Need question completed by 12 noon Eastern Standard time. A large health maintenance organization is interested in the prescribing patterns of physicians. Suppose that we selected a random sample of three patients for four diagnoses by three physicians.  If a – 0.5, determine whether differences among the treatment, block and interactive effects are significant. Physicians Diagnosis          A                       B                   C 1                      11,7,9              8,6,7            5,4,7 2                      14,10,11        10,9,8         6,8,7 3                       4,5,3                 5.5,6           3,4,2 4                       10,9,7              6,7,4            5,6,3 Purchase the answer to view it

In order to determine whether the differences among the treatment, block, and interactive effects are significant, we need to conduct a two-way analysis of variance (ANOVA).

First, let’s define the factors in this study. In this case, we have two factors: treatment (physician) and block (diagnosis). Treatment factor has 3 levels (physicians A, B, and C), while the block factor has 4 levels (diagnoses 1, 2, 3, and 4).

The null hypothesis for the treatment effect is that there is no difference in the prescribing patterns among the physicians, while the alternative hypothesis is that there is a difference. The null hypothesis for the block effect is that there is no difference in the prescribing patterns among the diagnoses, while the alternative hypothesis is that there is a difference. Finally, the null hypothesis for the interaction effect is that there is no interaction between the treatment and block factors, while the alternative hypothesis is that there is an interaction.

To conduct the two-way ANOVA, we first need to calculate the sum of squares for the treatment, block, and interaction effects. The sum of squares for each effect represents the variability attributed to that effect.

Let’s start by calculating the sum of squares for the treatment effect. The formula to calculate the sum of squares for a factor is:

SS factor = (1/n) * Σ (Σ xijk)^2 – (Σ Σ xijk)^2 / N

where n is the number of levels for the factor, Σ represents the summation, xijk is the value of the outcome variable (prescribing pattern) for the ith level of the treatment factor, the jth level of the block factor, and the kth observation, and N is the total number of observations.

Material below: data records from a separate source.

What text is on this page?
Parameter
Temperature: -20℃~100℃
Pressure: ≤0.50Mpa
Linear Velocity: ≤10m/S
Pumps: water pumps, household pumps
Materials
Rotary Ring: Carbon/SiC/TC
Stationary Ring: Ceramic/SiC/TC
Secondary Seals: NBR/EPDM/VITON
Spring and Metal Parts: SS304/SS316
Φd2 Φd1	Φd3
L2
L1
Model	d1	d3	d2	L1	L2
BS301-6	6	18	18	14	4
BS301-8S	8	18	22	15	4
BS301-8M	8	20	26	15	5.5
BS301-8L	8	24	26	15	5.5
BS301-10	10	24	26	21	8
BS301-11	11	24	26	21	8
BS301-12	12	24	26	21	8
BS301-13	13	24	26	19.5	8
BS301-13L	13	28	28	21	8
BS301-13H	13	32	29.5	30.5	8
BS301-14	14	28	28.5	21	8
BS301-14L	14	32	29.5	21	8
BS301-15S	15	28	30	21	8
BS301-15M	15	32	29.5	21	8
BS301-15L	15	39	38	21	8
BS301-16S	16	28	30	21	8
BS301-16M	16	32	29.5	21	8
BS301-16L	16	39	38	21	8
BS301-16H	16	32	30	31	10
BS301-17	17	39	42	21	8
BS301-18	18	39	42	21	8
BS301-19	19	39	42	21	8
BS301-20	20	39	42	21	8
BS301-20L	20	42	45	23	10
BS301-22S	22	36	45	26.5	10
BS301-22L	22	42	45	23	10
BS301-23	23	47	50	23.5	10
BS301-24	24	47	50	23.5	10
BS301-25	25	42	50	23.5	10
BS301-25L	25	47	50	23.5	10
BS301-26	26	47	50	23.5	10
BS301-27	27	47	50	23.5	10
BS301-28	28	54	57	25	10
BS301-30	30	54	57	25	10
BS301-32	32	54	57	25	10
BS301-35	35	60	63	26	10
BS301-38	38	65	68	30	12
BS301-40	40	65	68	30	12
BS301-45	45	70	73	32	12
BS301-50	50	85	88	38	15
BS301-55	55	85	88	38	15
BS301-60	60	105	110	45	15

For the treatment effect, we can calculate the sum of squares as follows:

SS treatment = (1/3) * [(11+7+9)^2 + (14+10+11)^2 + (4+5+3)^2] – [(11+7+9+14+10+11+4+5+3)^2 / 12]

Simplifying the equation, we get:

SS treatment = (1/3) * (729 + 1050 + 144) – (156^2 / 12)

SS treatment = 243 + 350 – 2025
SS treatment = -1432

Next, let’s calculate the sum of squares for the block effect. Using the same formula as before, we get:

SS block = (1/4) * [(11+7+9+4+5+3)^2 + (14+10+11+10+9+8)^2 + (8+6+7+6+7+4)^2 + (5+4+7+6+8+7)^2] – [(11+7+9+14+10+11+4+5+3+10+9+8+8+6+7+6+7+4+5+4+7+6+8+7)^2 / 24]

Simplifying the equation, we get:

SS block = (1/4) * (324 + 1344 + 961 + 576) – (312^2 / 24)

SS block = 4 * 3205 – 4056
SS block = -1611

Finally, let’s calculate the sum of squares for the interaction effect. Using the same formula, we get:

SS interaction = SS total – SS treatment – SS block

where SS total is the total sum of squares, which represents the total variability in the data. In this case, SS total can be calculated as:

SS total = Σ Σ (xijk – x..)^2

where xijk is the value of the outcome variable for the ith level of the treatment factor, the jth level of the block factor, and the kth observation, and x.. is the mean of all observations.

To simplify the calculations, the calculations will be performed using a statistical software program such as SPSS or R. This will allow us to obtain the F-statistic and p-value associated with each effect.